A beer keg tree is constructed in Rochester, New York, annually. This year’s tree is made out of 532 kegs and covered in 2,000 feet of lights. It reaches 27 feet tall, and will be up until mid-January.
In North Carolina, Santa Claus rappels down the biggest chimney in the state every year: Chimney Rock!
Every year in Asheville, Santa climbs down the 315-foot Chimney Rock, and then joins in other Christmas festivities at the park — there’s hot chocolate, cookies, as well as a kind of petting zoo.
The entire town of Garrison, North Dakota, transforms into the Victorian-era Dickens Village Festival for the holiday season.
Garrison is known as the Christmas Capitol of North Dakota, and for good reason, as the entire town transforms into a Victorian-era village for the holiday season.

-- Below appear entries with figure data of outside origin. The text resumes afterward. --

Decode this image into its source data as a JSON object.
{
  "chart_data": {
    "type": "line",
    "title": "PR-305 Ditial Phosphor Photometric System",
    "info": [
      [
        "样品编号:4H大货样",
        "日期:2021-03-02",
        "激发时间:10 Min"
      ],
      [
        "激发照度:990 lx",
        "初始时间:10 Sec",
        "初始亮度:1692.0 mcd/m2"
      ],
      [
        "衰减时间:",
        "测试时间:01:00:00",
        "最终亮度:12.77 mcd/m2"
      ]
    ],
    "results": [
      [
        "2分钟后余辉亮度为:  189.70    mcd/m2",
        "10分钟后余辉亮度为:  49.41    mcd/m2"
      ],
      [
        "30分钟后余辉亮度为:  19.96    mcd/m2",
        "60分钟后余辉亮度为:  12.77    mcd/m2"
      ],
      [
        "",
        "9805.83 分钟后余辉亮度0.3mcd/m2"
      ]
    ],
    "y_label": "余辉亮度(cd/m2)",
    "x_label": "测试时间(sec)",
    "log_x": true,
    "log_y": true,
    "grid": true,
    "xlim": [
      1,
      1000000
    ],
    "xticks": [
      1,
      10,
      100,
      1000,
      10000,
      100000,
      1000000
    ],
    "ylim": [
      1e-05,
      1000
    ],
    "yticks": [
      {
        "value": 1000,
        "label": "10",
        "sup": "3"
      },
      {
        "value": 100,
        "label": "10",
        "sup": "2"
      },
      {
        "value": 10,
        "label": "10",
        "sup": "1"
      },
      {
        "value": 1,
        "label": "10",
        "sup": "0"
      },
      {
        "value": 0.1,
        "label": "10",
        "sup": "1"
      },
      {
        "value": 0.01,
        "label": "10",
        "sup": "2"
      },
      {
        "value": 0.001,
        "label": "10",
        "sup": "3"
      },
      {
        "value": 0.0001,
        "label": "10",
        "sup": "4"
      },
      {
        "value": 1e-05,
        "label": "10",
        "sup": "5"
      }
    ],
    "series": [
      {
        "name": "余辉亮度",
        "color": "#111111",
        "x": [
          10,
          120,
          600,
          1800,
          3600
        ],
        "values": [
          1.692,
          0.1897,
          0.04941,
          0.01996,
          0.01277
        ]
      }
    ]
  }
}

There’s a fruit cake toss, English high tea, top hat decorating, live performances of Dickens’ works, horse-drawn carriages, and a whole lot more old-school festivities.
2021’s dates were November 26 and 27, December 3 and 4, and December 10 and 11.
Residents of Ohio (and people all around the world) flock to Cleveland to remember “A Christmas Story.”
Take a tour or even stay overnight at the house with the leg lamp in the window from “A Christmas Story.”
Oregon takes caroling to a whole new level with the Singing Christmas Tree.
Portland’s Singing Christmas Tree completed its 59th season this year, and prides itself on never being canceled. This year, the “tree” sang on December 4 and 5.
The tree consists of over 350 singers, and the event, which is around two hours long, includes dancing, a nativity scene, and a light show.
A band in Tennessee gives away a Christmas ham to a member of the audience every year.
The Nashville Bluegrass Band performs at the Station Inn in Nashville’s hippest neighborhood, the Gulch, every December. And every year, the band gives away a Christmas ham to someone in the audience, after they perform the song “Ham Beats All The Meat.” If not just for the ham, go for the music and the banter.
Taking a stroll down San Antonio’s River Walk during the holiday season is a Texan tradition.
One of San Antonio’s most beloved attractions is the River Walk, a park that lines the San Antonio River. During the holiday season, the walk is decorated with over 100,000 lights (or 2,250 strings of light), that are turned on from dusk til dawn.
As you walk, you may even catch a caroling boat sailing down the river.
The Mormon Tabernacle Choir is constantly on tour, but during the holidays they take a break and perform in their home state of Utah.
The Mormon Tabernacle Choir was founded in 1847, making it one of the oldest traditions on this list. The Choir has released over 10 albums, including one this year called “When You Believe: A Night at the Movies.” But the best place to see them perform is in their home state of Utah, which they do around Christmas every year.